Elanna Valtai, stolen from her true family as a child, is raised by the King like a daughter, despite her real father’s status as a traitor to the crown. When the King is murdered, Elanna is accused and forced to run to the home and family that abandoned her as a child. In court, she hid her small magical abilities to make plants grow, but when she steps foot in her homeland, she feels a strange, powerful, and deep connection to the land. With rebellion rising, and Elanna as the symbol, she must find a way to save both her homes.
The Waking Land‘s strength lies in its vivid lush imagery, including flowers blossoming and trees uprooting, stone circles that come alive with dead ancestors when human blood is spilled in them, and traveling by land shifts, in which the path forward is never the same as the path back.
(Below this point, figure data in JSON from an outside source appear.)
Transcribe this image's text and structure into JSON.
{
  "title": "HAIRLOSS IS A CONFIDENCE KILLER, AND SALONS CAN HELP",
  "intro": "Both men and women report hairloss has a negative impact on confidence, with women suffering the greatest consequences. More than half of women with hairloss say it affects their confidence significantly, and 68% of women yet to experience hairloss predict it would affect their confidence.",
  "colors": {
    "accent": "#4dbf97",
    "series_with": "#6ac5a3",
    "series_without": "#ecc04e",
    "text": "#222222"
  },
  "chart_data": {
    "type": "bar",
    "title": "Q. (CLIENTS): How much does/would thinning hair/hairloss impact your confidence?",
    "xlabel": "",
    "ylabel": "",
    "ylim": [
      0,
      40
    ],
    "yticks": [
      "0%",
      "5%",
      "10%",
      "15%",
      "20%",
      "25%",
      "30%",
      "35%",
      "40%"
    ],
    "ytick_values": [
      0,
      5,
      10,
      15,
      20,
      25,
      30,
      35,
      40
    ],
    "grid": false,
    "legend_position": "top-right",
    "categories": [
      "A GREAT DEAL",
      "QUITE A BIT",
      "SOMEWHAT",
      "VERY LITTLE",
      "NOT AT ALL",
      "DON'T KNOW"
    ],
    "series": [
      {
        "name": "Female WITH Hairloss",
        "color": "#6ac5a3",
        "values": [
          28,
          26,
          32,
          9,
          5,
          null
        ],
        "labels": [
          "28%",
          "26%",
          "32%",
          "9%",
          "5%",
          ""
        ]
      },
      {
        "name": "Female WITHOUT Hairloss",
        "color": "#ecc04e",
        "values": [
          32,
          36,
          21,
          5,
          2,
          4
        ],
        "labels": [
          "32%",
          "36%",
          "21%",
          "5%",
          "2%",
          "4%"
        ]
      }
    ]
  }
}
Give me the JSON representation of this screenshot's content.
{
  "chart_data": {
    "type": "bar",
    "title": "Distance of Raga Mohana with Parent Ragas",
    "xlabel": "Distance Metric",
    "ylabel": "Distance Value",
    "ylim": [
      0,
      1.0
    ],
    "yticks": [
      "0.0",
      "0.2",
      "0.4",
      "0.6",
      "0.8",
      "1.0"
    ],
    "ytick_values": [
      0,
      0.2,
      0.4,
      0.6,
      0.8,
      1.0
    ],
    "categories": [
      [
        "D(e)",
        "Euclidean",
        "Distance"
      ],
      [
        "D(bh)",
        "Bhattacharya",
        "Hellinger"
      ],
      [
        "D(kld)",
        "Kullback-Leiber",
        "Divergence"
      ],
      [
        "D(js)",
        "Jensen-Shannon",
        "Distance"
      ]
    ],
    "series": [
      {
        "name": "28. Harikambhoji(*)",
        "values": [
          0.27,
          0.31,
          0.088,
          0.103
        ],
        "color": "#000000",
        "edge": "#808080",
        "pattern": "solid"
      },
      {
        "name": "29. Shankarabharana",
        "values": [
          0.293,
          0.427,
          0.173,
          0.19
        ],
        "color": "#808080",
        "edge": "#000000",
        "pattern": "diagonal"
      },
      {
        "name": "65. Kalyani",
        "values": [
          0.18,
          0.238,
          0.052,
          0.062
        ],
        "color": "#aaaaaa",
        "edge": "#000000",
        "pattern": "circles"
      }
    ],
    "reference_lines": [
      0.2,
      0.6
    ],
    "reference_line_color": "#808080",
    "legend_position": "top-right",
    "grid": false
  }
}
The romance between Elanna and Jahan is cute if lacking depth. I admire that marriage is not a necessary step of their relationship, but they do talk about marriage before they say, I love you. When Elanna and Jahan are finally intimate, the act turns into a plot point as Elanna also “weds the land”. On the one hand, the myth proclaims it is a sacred act that allows Elanna to increase her connection to nature, but the characters around her also treat it lightly, either with disgust or humor, because everyone felt it.
Despite multiple enchanting world-building elements, many elements of the novel fall prey to the tropes of the young adult genre. The heroine’s thoughts and motivations are repetitive. Elanna anguishes over her place in the world internally, but outwardly makes reckless decisions without forethought. Her immediate companions easily sway her thoughts, feelings, and priorities. In fact, the primary motivator of her movement from place to place is being kidnapped, captured, or tricked.
I received a copy of this book from the publisher via NetGalley in exchange for an honest review.
Recommended for fans of YA fantasy who love to read under the canopy of a tree.
“I feel myself wanting to grow toward him, as if I am a flower and his approval is the sun.”